We use two optimization methods to improve the convergence. Apply the test function to each candidate model. The hAhr_test function requires a lot of calculation time, especially for models with large lag orders, so we only do the calculation in the second step and limit the selection of lag restriction test. AIC selection model has 9 order lag:

``Selected model with AIC = 21551.97 Based on restricted MIDAS regression model The p-value for The null hypothesis of The Test HAHR_TEST is 0.5531733 Parameters: T the value Estimate Std. Error (Pr > | | t) (Intercept) * * rv1 0.93707 0.02729 34.337 0.96102 0.36944 2.601 0.00933 < 2-16 * * * e Rv2-1.19233 0.19288-6.182 7.08E-10 *** Rv3 0.09657 0.02190 4.411 1.06E-05 *** \-\ -Signif. 0 '***' 0.001 '**' 0.01 '.' 0.1 '1 Residual standard error: 5.524 on 3440 degrees of freedom``

HAC of HAH_TEST again cannot reject the null hypothesis of exponential Almon lag. We can study the prediction performance of the two models using a rolling prediction with a window of 1000 observations. For comparison, we also calculate the predictions of the unrestricted AR (20) model.

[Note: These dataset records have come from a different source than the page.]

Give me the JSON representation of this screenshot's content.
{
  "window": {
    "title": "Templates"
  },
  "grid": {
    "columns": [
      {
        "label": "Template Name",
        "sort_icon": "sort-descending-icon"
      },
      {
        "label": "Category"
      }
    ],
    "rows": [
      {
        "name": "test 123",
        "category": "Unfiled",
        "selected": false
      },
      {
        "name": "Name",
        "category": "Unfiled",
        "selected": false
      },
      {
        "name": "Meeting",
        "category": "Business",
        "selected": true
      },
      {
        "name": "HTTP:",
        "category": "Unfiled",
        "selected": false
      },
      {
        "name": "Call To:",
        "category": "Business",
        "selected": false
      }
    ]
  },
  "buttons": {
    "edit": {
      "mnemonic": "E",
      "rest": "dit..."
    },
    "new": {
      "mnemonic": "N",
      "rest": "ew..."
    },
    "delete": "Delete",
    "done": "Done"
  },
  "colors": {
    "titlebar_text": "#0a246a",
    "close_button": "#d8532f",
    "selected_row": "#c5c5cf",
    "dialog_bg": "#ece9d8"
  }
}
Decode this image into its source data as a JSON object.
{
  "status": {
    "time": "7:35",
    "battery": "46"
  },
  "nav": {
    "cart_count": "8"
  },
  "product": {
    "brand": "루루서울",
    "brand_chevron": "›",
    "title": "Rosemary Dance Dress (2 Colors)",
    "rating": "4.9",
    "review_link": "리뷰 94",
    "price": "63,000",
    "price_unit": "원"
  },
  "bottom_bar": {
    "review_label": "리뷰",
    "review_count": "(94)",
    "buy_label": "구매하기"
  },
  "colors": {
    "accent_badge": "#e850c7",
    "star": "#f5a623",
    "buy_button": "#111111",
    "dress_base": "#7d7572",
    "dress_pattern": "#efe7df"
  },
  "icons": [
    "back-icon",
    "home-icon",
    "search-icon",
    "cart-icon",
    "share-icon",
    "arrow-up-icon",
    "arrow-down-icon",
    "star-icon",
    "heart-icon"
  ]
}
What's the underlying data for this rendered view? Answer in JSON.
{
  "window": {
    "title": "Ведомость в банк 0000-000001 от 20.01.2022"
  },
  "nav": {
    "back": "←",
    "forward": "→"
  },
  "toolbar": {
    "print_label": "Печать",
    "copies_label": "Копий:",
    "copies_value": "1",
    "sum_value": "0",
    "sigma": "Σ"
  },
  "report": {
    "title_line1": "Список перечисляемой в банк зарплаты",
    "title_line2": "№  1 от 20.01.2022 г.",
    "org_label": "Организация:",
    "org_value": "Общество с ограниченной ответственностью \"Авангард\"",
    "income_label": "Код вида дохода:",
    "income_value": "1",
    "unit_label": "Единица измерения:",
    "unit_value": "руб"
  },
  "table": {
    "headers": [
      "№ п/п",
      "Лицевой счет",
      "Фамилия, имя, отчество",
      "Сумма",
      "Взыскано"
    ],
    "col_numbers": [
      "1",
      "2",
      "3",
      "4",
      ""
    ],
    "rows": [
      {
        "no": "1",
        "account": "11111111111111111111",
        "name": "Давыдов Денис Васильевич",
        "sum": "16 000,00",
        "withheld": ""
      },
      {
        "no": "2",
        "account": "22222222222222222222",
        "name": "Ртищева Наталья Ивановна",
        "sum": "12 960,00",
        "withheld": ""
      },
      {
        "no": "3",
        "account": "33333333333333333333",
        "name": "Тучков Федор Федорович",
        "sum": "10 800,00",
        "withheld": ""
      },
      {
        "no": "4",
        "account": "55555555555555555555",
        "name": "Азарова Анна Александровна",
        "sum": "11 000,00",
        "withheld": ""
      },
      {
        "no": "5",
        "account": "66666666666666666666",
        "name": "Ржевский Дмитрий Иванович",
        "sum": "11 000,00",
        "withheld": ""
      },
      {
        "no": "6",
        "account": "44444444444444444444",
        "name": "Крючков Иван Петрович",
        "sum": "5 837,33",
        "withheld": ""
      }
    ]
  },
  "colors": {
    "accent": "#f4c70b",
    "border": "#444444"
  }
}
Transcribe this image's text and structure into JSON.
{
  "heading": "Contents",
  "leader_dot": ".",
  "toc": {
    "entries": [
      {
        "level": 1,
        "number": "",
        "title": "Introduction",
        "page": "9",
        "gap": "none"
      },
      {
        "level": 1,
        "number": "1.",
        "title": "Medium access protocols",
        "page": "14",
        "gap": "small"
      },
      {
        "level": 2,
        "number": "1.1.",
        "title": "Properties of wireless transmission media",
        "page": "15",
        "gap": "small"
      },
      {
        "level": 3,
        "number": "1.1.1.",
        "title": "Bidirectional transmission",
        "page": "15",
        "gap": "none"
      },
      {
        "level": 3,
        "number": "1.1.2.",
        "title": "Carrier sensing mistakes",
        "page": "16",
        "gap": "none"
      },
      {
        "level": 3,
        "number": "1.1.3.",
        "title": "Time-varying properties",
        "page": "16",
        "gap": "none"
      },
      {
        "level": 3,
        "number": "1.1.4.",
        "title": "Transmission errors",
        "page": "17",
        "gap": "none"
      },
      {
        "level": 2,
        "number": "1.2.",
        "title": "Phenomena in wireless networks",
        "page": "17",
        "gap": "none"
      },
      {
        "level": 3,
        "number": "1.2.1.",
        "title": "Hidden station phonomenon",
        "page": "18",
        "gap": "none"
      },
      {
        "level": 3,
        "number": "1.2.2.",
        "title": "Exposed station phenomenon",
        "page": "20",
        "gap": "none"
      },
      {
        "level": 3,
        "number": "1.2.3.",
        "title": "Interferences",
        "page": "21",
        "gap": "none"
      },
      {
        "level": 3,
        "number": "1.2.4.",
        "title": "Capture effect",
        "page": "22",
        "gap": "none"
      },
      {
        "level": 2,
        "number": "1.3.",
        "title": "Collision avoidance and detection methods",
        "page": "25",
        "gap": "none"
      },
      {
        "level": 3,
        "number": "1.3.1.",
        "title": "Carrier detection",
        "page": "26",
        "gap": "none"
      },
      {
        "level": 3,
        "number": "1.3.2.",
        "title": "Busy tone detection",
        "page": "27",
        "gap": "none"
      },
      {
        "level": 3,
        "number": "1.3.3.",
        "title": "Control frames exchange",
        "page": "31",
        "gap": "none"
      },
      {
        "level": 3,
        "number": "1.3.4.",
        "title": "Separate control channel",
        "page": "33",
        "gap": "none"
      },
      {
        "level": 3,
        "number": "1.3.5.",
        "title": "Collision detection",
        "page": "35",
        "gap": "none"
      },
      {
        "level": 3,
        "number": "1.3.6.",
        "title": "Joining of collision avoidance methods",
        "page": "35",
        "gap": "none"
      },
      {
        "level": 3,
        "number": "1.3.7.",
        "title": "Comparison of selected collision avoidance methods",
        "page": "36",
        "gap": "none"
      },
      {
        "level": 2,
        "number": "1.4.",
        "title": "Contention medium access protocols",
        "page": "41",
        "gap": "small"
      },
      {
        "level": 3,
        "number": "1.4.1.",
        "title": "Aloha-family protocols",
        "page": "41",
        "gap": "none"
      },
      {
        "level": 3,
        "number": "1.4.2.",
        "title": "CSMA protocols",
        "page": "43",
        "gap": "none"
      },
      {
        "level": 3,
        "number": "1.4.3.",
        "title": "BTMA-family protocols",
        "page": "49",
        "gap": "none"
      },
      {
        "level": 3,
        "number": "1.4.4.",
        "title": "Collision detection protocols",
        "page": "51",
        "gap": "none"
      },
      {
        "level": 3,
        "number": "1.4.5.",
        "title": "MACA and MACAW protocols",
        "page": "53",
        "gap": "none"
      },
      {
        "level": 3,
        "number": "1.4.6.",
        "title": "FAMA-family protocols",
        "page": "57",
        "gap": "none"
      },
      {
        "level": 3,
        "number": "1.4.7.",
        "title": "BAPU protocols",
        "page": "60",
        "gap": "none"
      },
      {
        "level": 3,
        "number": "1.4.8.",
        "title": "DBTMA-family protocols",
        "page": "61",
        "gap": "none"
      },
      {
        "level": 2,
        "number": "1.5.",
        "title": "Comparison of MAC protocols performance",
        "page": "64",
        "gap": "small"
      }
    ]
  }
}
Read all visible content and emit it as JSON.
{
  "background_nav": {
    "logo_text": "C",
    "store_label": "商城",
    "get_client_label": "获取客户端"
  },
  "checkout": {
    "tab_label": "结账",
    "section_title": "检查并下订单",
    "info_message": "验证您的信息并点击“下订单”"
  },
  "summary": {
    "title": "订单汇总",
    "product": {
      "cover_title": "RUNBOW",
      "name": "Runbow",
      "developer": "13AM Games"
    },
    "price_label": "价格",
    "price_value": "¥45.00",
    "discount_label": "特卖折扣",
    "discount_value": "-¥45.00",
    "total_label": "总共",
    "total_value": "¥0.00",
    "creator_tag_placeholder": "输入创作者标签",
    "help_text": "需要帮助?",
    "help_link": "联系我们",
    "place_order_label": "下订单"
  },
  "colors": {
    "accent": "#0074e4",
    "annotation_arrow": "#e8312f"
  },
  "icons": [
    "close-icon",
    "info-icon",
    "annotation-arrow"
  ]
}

``1 rv ~ (rv, 1:20, 1) 10.82516 26.60201 2 rv ~ (rv, 1:20, 1) 10.82516 26.60201 2 rv ~ (rv, 1:20, 1) 3 rv ~ (rv, 1:9, 1, 1) Sample mse.in. Sample MAPE.in. Sample MASE. In. Sample MASE 0.8333858 2 0.8019687 29.24989 21.59220 0.8367377 3 0.7945121 29.08284 21.81484 0.8401646``

We see that the exponential Almon hysteresis model is slightly better than the HAR-RV model, and that both models are better than the AR (20) model.

### reference

Andreou E, Ghysels E, Kourtellos A (2010). “Regression models with mixed sampling frequencies.” Journal of Econometrics, 158, 246-261. DOI: 10.1016 / j.econom.2010.01 004.

Andreou E, Ghysels E, Kourtellos A (2011). “Prediction of mixed frequency data.” In MP Clements, DF Hendry (eds.), Oxford Handbook of Economic Forecasting, pp. 225-245.